Do money market accounts have a minimum balance?
Some do, some do not. Many of the top online money market accounts have no minimum to open and pay their full APY at any balance. Others, especially at traditional banks, require a minimum, often $1,000 to $10,000, to earn the advertised rate or to avoid a monthly maintenance fee. Always check both the rate tiers and the fee schedule before opening.
What happens if my money market balance drops below the minimum?
Two things can happen, sometimes both. Your APY can fall to a much lower below-minimum tier, and the bank can charge a monthly maintenance fee that it would otherwise waive. On a small balance those fees can exceed the interest you earn, turning a savings account into a slow leak. The fix is to either keep the balance above the minimum or move to a no-minimum account.
How much does falling below the minimum cost?
It depends on the fee and the rate drop, but it can erase your interest entirely. A $10 monthly fee is $120 a year; if a below-minimum balance also earns 0.25% instead of a top rate, a modest balance can end the year lower than it started. You can estimate your own case with the money market earnings calculator, which models the tier drop and the fee together.
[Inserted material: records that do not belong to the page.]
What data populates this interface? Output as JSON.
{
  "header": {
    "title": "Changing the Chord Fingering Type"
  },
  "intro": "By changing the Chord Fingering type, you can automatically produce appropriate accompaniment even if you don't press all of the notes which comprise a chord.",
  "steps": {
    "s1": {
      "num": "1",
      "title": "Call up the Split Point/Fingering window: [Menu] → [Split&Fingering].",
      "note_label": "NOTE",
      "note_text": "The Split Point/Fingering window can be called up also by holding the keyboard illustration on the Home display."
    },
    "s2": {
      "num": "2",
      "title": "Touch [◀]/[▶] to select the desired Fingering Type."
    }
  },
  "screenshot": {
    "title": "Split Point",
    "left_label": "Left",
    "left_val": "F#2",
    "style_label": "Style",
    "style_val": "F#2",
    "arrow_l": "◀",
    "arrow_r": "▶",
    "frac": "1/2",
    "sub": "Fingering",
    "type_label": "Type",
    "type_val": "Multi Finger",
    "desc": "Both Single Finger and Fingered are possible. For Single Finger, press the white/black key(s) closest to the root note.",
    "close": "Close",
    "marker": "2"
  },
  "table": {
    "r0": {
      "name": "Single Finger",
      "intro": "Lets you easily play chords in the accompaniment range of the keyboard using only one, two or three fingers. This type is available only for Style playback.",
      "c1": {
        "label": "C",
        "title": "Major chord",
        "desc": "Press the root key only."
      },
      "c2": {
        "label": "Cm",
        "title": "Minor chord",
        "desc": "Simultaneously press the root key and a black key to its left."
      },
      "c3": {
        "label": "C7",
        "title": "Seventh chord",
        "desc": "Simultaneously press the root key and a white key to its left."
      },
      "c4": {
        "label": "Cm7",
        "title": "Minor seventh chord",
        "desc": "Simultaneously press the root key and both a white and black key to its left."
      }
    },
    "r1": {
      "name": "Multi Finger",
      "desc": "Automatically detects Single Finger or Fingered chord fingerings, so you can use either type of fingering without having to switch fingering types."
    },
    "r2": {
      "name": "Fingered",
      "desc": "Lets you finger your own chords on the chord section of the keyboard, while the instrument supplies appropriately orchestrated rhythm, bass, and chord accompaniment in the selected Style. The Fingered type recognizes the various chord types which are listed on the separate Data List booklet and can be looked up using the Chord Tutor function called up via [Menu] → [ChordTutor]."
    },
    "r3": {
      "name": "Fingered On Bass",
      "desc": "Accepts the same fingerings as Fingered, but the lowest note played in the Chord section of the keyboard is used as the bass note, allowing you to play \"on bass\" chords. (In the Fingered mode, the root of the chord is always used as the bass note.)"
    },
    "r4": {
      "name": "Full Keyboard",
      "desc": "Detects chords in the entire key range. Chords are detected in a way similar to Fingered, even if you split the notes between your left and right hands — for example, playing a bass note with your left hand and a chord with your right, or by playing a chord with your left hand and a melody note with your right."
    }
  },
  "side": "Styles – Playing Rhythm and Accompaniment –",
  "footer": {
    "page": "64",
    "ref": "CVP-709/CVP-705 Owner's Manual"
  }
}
Which money market accounts have no minimum balance?
Several leading online money market accounts have no minimum to open and pay the same top APY at every balance, so there is no tier to fall below and no maintenance fee to trigger. The live table on our money market accounts guide ranks by rate and flags the access features; favor a no-minimum account unless a tiered account's premium clearly beats it.
Is a no-minimum money market account better?
For most savers, yes. A no-minimum account pays its top rate at any balance and cannot punish you for dipping low, which removes an entire category of fee risk. A tiered or jumbo account only makes sense if its qualifying APY is meaningfully higher than the best no-minimum account you could open instead.